Seit der Gründung der Geschichtswerkstatt im Jahre 1980 spüren rund 15 Männer und Frauen kontinuierlich und zumeist unentgeltlich den gewandelten Strukturen in Hamburgs buntestem Stadtteil nach. Unter dem Leitsatz „Grabe, wo du stehst“ interviewten sie Alteingesessene, sammelten Alltagsdinge, archivierten Fotos, Pläne, Briefe. Bis Mitte der 80er wanderte das Stadtteilarchiv samt gesammelten Materialien in einem Bauwagen durch den Bezirk. 1986 erwarb der Verein zusammen mit der Bildungsinitiative INCI das Gebäude der ehemaligen Drahtstiftefabrik in der Zeißstraße. Seit fünf Jahren fördert die Hamburger Kulturbehörde das Stadtteilarchiv – in diesem Jahr mit 230.000 Mark –, wodurch zwei Planstellen für drei Mitarbeiter eingerichtet werden konnten.
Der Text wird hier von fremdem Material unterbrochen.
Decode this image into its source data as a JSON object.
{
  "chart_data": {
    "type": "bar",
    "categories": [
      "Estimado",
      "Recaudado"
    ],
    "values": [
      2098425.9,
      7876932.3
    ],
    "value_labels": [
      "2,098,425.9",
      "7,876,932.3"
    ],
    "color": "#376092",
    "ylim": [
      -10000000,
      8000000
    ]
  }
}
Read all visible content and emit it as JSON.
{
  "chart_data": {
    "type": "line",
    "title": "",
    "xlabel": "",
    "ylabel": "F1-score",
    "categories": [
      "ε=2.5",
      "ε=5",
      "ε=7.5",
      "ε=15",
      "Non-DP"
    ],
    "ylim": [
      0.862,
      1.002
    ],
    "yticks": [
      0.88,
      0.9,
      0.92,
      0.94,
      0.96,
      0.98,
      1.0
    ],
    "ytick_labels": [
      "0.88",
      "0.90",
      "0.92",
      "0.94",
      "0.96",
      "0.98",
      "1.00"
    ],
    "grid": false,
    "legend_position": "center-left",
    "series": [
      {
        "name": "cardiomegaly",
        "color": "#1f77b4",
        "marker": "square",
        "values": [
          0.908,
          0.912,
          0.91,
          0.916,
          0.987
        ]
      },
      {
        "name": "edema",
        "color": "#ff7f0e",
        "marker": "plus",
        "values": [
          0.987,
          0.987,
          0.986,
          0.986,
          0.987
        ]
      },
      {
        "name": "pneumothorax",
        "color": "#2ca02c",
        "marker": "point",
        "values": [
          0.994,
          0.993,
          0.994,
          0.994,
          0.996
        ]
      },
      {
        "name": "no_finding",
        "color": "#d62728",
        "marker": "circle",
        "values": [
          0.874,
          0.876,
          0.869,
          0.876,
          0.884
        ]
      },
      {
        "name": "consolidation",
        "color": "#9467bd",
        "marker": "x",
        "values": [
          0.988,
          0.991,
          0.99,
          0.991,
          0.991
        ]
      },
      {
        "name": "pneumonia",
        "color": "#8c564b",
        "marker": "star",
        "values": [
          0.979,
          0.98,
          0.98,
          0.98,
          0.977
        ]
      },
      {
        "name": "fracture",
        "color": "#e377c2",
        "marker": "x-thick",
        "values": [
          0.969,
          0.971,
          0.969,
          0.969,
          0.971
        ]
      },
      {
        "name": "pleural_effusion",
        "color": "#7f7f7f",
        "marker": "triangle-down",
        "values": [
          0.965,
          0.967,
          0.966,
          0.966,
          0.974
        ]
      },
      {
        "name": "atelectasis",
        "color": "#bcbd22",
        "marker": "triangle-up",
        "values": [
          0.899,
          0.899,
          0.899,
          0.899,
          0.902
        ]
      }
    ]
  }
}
Die Geschichte des Ottenser Lebensumfeldes ohne bleiwüstige Kataloge und Stellwände an die Menschen zu bringen, das ist charakteristisch für die Aktivitäten des Stadtteilarchivs. Als „Geschichte fühlen“ bezeichnet Brigitte Abramowski Präsentationsformen, die viele Sinne ansprechen, verwirklicht etwa in der Ausstellung Erinnerungskisten (1993): Zufällig ausgesuchte Ausstellungs-Subjekte, Spielzeug aus den 50er Jahren beispielsweise, paarten sich in in einem begehbaren Kasten mit zeitgenössischen O-Tönen, Gerüchen und Archivmaterialien.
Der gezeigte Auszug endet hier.